Environment & Energy
Related: About this forumAmerica's 2.2 Billion Dollar "Greatest Energy Disaster (?)" to Be "Left to Rot" After a Decade of Operations.
Last edited Sat Aug 23, 2025, 09:48 AM - Edit history (2)
The article is not well written, since solar thermal focusing mirrors are not really "solar panels" and the reality is that "America's Greatest Energy Failure", by far, is the use of fossil fuels after the successful and exceedingly stupid rise of antinuke cults in this country, but here it is a link to the article about closing the Ivanpah Solar Thermal in flight bird roaster. Despite the poor writing, the facts of the case are real.
This piece of shit was, like all so called "renewable energy," always dependent on fossil fuels to operate, in its case, dangerous natural gas, on which all of the so called "renewable energy" stuff in California depends.

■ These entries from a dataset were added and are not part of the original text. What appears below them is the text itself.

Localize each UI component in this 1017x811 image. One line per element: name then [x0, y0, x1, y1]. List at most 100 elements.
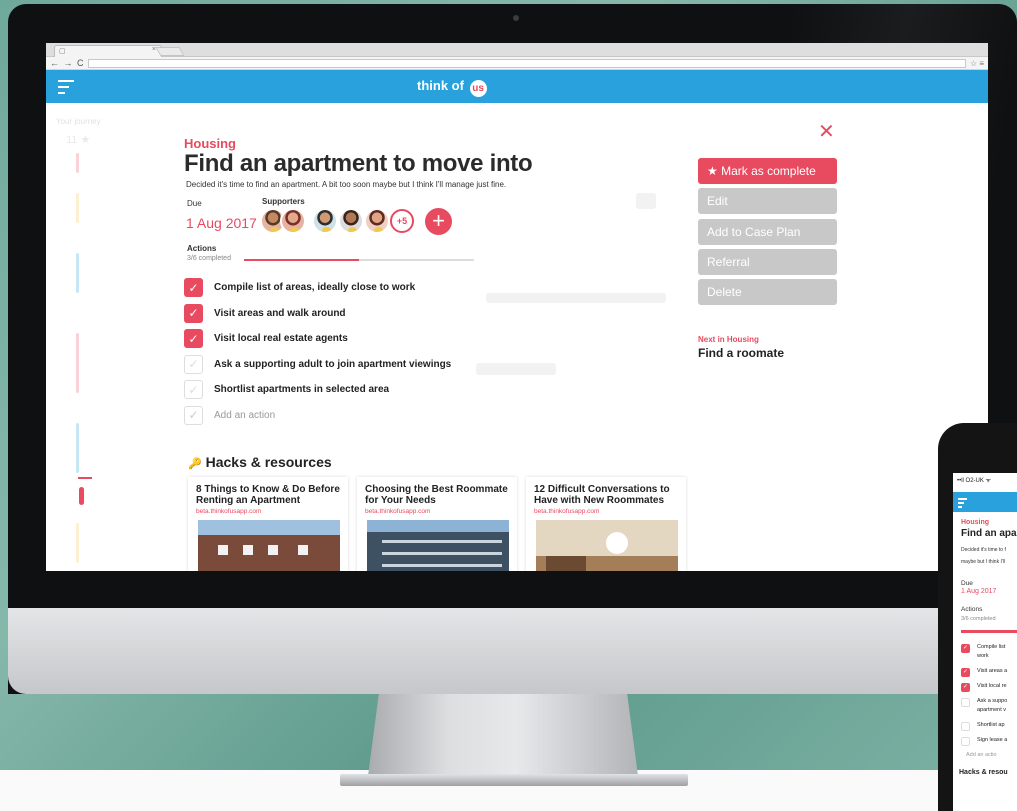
journey-segment	[76, 423, 79, 473]
actions-progress-track	[244, 259, 474, 261]
app-logo: think of us	[417, 78, 487, 97]
phone-action-label: Shortlist ap	[977, 722, 1005, 728]
phone-action-checkbox[interactable]	[961, 722, 970, 731]
resource-card-source[interactable]: beta.thinkofusapp.com	[365, 508, 509, 515]
resource-card-image[interactable]	[536, 520, 678, 571]
avatar[interactable]	[280, 208, 306, 234]
monitor-stand	[368, 694, 638, 776]
action-checkbox[interactable]: ✓	[184, 354, 203, 374]
phone-add-action[interactable]: Add an actio	[961, 752, 1017, 759]
monitor-base	[340, 774, 688, 786]
action-checkbox[interactable]: ✓	[184, 303, 203, 323]
task-title: Find an apartment to move into	[184, 150, 533, 177]
resource-card-title[interactable]: Choosing the Best Roommate for Your Need…	[365, 484, 509, 506]
journey-segment	[76, 153, 79, 173]
add-action-input[interactable]: Add an action	[214, 410, 275, 421]
journey-segment	[76, 333, 79, 393]
action-checkbox[interactable]: ✓	[184, 329, 203, 349]
resource-card-source[interactable]: beta.thinkofusapp.com	[196, 508, 340, 515]
journey-label: Your journey	[56, 117, 101, 126]
action-checkbox[interactable]: ✓	[184, 380, 203, 400]
next-task-link[interactable]: Find a roomate	[698, 346, 784, 360]
bookmark-menu-icons[interactable]: ☆ ≡	[970, 57, 984, 70]
delete-button[interactable]: Delete	[698, 279, 837, 305]
action-checkbox[interactable]: ✓	[184, 278, 203, 298]
hacks-heading: 🔑 Hacks & resources	[188, 454, 332, 470]
phone-action-item[interactable]: ✓ Visit areas a	[961, 668, 1017, 677]
due-label: Due	[187, 199, 202, 208]
monitor-chin	[8, 608, 1017, 694]
new-tab-button[interactable]	[155, 47, 185, 56]
resource-card-title[interactable]: 8 Things to Know & Do Before Renting an …	[196, 484, 340, 506]
phone-action-checkbox[interactable]: ✓	[961, 644, 970, 653]
resource-card-image[interactable]	[367, 520, 509, 571]
action-list: ✓ Compile list of areas, ideally close to…	[184, 275, 644, 428]
more-supporters-badge[interactable]: +5	[390, 209, 414, 233]
avatar[interactable]	[364, 208, 390, 234]
key-icon: 🔑	[188, 458, 202, 470]
phone-action-item[interactable]: apartment v	[961, 707, 1017, 716]
phone-due-date[interactable]: 1 Aug 2017	[961, 588, 996, 595]
phone-action-checkbox[interactable]: ✓	[961, 668, 970, 677]
phone-description-line: Decided it's time to f	[961, 547, 1006, 553]
phone-action-item[interactable]: work	[961, 653, 1017, 662]
resource-card[interactable]: 8 Things to Know & Do Before Renting an …	[188, 477, 348, 571]
action-item[interactable]: ✓ Visit areas and walk around	[184, 301, 644, 327]
actions-completed: 3/6 completed	[187, 255, 231, 262]
add-action-row[interactable]: ✓ Add an action	[184, 403, 644, 429]
actions-progress-fill	[244, 259, 359, 261]
phone-action-checkbox[interactable]	[961, 737, 970, 746]
phone-action-item[interactable]: Ask a suppo	[961, 698, 1017, 707]
action-item[interactable]: ✓ Visit local real estate agents	[184, 326, 644, 352]
actions-label: Actions	[187, 244, 217, 253]
resource-card-source[interactable]: beta.thinkofusapp.com	[534, 508, 678, 515]
resource-card-image[interactable]	[198, 520, 340, 571]
address-field[interactable]	[88, 59, 966, 68]
avatar[interactable]	[338, 208, 364, 234]
browser-tab[interactable]: ▢ ×	[54, 45, 162, 57]
resource-card-title[interactable]: 12 Difficult Conversations to Have with …	[534, 484, 678, 506]
action-item[interactable]: ✓ Ask a supporting adult to join apartmen…	[184, 352, 644, 378]
avatar[interactable]	[312, 208, 338, 234]
phone-add-action-input[interactable]: Add an actio	[966, 752, 997, 759]
add-supporter-button[interactable]: +	[425, 208, 452, 235]
logo-badge: us	[469, 80, 487, 97]
add-to-case-plan-button[interactable]: Add to Case Plan	[698, 219, 837, 245]
resource-card[interactable]: 12 Difficult Conversations to Have with …	[526, 477, 686, 571]
add-action-checkbox: ✓	[184, 405, 203, 425]
supporters-label: Supporters	[262, 197, 305, 206]
journey-stars: 11 ★	[66, 134, 91, 146]
menu-icon[interactable]	[58, 80, 74, 98]
referral-button[interactable]: Referral	[698, 249, 837, 275]
phone-actions-label: Actions	[961, 606, 983, 613]
phone-action-item[interactable]: Sign lease a	[961, 737, 1017, 746]
edit-button[interactable]: Edit	[698, 188, 837, 214]
close-icon[interactable]: ✕	[818, 122, 835, 142]
phone-task-title: Find an apa	[961, 528, 1017, 539]
nav-buttons[interactable]: ← → C	[50, 57, 85, 70]
phone-action-checkbox[interactable]	[961, 698, 970, 707]
action-label: Shortlist apartments in selected area	[214, 384, 390, 396]
action-item[interactable]: ✓ Shortlist apartments in selected area	[184, 377, 644, 403]
phone-action-checkbox[interactable]: ✓	[961, 683, 970, 692]
menu-icon[interactable]	[958, 498, 967, 510]
due-date[interactable]: 1 Aug 2017	[186, 215, 257, 231]
task-description: Decided it's time to find an apartment. …	[186, 180, 507, 189]
mark-complete-button[interactable]: ★ Mark as complete	[698, 158, 837, 184]
phone-action-label: Ask a suppo	[977, 698, 1008, 704]
tab-strip: ▢ ×	[46, 43, 988, 57]
phone-progress-fill	[961, 630, 1017, 633]
phone-action-item[interactable]: ✓ Visit local re	[961, 683, 1017, 692]
phone-action-label: Visit local re	[977, 683, 1007, 689]
url-bar: ← → C ☆ ≡	[46, 57, 988, 70]
phone-task-category: Housing	[961, 519, 989, 526]
resource-card[interactable]: Choosing the Best Roommate for Your Need…	[357, 477, 517, 571]
browser-window: ▢ × ← → C ☆ ≡ think of us Your journey 1…	[46, 43, 988, 571]
logo-text: think of	[417, 78, 464, 93]
action-label: Ask a supporting adult to join apartment…	[214, 358, 452, 370]
phone-action-item[interactable]: Shortlist ap	[961, 722, 1017, 731]
background-ghost	[636, 193, 656, 209]
phone-action-item[interactable]: ✓ Compile list	[961, 644, 1017, 653]
phone-action-label: apartment v	[977, 707, 1007, 713]
action-item[interactable]: ✓ Compile list of areas, ideally close to…	[184, 275, 644, 301]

2,000,000 solar panels left to rot Americas greatest energy failure exposed
The reason solar panels are not trending in 2025
Some farms struggle to meet production targets, others face technical glitches, or weather changes. On the other hand, there is also the need for a renewable source of energy in areas where the sun is not that strong, but wind or water is. What once seemed to be an unstoppable energy revolution has exposed cracks in planning, long-term sustainability, and now execution.
In one of the U.S. sunniest deserts, a high-profile solar panel project is facing a turning point. Despite the early promises, there were limitations on a large-scale installation on site, and for this reason, the companys plans are changing drastically, pushing the industry into a new frontier.
After over a decade, the worlds biggest solar plant is about to close
The Ivanpah Solar Power Plant, once the largest facility of its kind in the world, could close more than a decade ahead of schedule. The plant has struggled to compete with newer, cheaper solar technologies and has been criticized for harming local wildlife.
Opened in 2014, the $2.2 billion solar panel facility covers five square miles in the Mojave Desert along the California-Nevada border. It uses concentrated solar power, focusing sunlight with thousands of mirrors onto towers to produce steam-driven electricity. Industry changes have made other renewable sources more cost-effective. Utilities say that ending their contracts with Ivanpah could lower energy costs for consumers...
The conceit of the the so called "renewable energy" scam is that deserts are "waste land," useless. As an environmentalist, I reject this claim by industrial energy developers. The deserts of the American Southwest were once vibrant ecosystems, their raw beauty - now trashed by this kind of industrial shit - magnificent. Well I remember my heart beating on seeing my first desert sunrise among the Joshua Trees -- now being chainsawed for a "green" solar industrial plant - as a young man.
Scientific research in this country is under attack and will be decimated by the orange pedophile in the White House, but, this outcome will indirectly affect an important area of research as well. Recently in this space, an antinuke, whose rhetoric and knowledge of energy strikes me as a poor affectation, claimed to understand thermal hydrogen cycles, water splitting using heat, to know all about them. As someone who's been downloading papers on this topic for decades - industrial nowhere but apparently being piloted in China - I am unimpressed.
In my directories, papers on thermal water splitting appear in two sub directories of my E&E files:
D:documents/s/E&E/Non-Bio Renewables/solar/solar thermal schemes/Hydrogen
...and...
D:documents/s/E&E/Nucl/Nuclear/ Hydrogen, a far more extensive (as it's actually serious, not pie in the sky) directory:

...with other subdirectories related to specific process steps (for instance the Bunsen reaction in the SI cycle) within.
To get grants to do work on hydrogen cycles, many academics need to impress the granting agency. The unfortunate reality is that it is a widely believed and regrettably accepted myth that solar energy is "green," and nuclear energy (which actually is the most environmentally sustainable form of energy known to humanity) is not "green." Thus if one wants a grant to study thermal hydrogen cycles, one might pretend (or even believe) that they are applicable to solar energy. Many such grants have been awarded, and many papers about solar thermal hydrogen have been published. While solar thermal energy itself is useless, like the rest of so called "renewable energy" if the goal is to replace fossil fuels - it isn't, it's purpose is to attack nuclear energy - the hydrogen cycle papers written under grants for solar thermal systems are not useless. Some of them are well worth reading.
The failure of the Ivanpah in flight bird fryer will have a chilling effect on funding research to generate these papers, something I regard as a shame.
Have a nice weekend.

hunter
(39,810 posts)I say "resembling it's natural state" because restoring the land to what it was before this crap was built is impossible.
Unfortunately they will probably replace it with photovoltaic crap, which will only increase the ultimate environmental footprint of this boondoggle.
NNadir
(36,410 posts)...the glare will be reduced. I understood this was a problem with the set up for pilots.
I would imagine it would take a rather large amount of money to haul that crap out of there.
If they haul the debris away, and replace it with PV solar, in 25 years they'll have a new source of stuff left to rot.